デキウスによる迫害と棄教者の問題
出典: フリー百科事典『ウィキペディア(Wikipedia)』 (2022/03/13 09:29 UTC 版)
「古代末期のキリスト教」の記事における「デキウスによる迫害と棄教者の問題」の解説
3世紀中葉頃にはキリスト教は勢力を拡大させ、ローマの教会は40程あり、聖職者154人を擁して、数千人の貧民を保護するなど発展していた。ガリア、スペイン、クレタ島、カッパドキア、アラビア、アルメニア、エデッサにも教会が存在していた。 皇帝デキウス(在位:249年 - 251年)は全帝国規模のキリスト教迫害を行い、250年にローマの神々への祭儀を勅令で命じた。背景にはゲルマンのゴート人などの侵略があった。

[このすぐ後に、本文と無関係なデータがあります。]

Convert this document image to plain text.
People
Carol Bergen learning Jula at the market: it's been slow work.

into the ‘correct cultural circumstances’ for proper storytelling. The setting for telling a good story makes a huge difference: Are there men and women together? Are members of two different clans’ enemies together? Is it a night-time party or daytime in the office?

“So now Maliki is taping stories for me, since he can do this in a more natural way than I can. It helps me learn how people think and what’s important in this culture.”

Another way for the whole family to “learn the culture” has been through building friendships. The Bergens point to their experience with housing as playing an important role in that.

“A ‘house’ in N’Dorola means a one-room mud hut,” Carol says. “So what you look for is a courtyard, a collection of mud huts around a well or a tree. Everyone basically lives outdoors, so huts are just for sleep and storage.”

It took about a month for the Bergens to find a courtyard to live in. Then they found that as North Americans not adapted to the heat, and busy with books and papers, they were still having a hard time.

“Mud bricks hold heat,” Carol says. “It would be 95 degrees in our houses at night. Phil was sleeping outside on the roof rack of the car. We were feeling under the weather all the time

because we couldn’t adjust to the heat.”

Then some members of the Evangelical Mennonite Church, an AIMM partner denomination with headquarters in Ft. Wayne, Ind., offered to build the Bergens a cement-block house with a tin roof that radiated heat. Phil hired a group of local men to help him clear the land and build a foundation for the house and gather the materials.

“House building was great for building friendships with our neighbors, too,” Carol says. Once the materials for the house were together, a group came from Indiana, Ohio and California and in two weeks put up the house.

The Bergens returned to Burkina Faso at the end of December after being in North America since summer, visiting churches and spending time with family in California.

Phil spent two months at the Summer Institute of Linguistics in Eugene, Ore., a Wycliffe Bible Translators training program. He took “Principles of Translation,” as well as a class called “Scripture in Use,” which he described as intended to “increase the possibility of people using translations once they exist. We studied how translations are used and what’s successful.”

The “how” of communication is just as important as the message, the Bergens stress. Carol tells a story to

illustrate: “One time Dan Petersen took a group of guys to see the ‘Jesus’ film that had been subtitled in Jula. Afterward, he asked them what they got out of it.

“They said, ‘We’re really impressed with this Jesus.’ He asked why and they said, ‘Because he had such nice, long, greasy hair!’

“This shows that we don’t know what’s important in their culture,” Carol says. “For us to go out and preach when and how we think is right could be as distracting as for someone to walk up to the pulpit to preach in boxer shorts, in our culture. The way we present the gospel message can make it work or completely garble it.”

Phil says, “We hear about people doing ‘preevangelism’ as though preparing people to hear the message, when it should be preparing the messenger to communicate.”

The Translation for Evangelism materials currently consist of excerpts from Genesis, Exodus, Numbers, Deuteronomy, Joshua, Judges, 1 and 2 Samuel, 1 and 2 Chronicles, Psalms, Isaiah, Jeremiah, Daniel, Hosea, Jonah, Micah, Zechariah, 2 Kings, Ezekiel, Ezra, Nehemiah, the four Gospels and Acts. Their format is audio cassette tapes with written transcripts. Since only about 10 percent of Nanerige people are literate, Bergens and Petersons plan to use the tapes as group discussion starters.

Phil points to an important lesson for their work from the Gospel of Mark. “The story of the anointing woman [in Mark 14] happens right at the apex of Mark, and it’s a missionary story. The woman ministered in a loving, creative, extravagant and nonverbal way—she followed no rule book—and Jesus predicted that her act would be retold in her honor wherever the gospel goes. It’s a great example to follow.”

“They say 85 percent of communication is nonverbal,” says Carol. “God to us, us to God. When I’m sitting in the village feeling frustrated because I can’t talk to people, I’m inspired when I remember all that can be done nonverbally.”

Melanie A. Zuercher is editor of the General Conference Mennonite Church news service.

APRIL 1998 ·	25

カルタゴ、アレクサンドリア、ローマの一部のキリスト教徒はこの勅令を偶像礼拝として拒否したため、殉教した。しかし、翌年の251年にゴート軍とのアブリットゥスの戦いで皇帝デキウスは戦死し、祭儀命令は短命に終わった。キリスト教世界においては、殉教者は崇拝の対象とされ、拷問を受けながら釈放したものが称賛される一方で、勅令に服したため非難される者もいた。一度棄教して改心した信者(棄教者)の処遇をめぐって教会では意見の対立が生じて、ローマ司教コルネリウスやステファヌスは棄教者に寛容だったが、ノヴァティアヌス教父は神の真理をないがしろにすることとしてこれに反対し、棄教者は排除すべきであると主張し、対立教皇となり、対立教会を組織した。 その後、ステファヌス司教(在位254年-257年)は、一度棄教して改心した信者の再洗礼は使徒的伝統と一致しないとしたが、カルタゴ司教キプリアヌスはこれに反対し、ローマ教会とアフリカ教会は分裂し、キプリアヌスは各地の司教は指導地域において独立しており、ローマ司教の首位権について問題提出したが、キプリアヌスはペトロ以来のローマ教会の優位を否定したわけではなかった。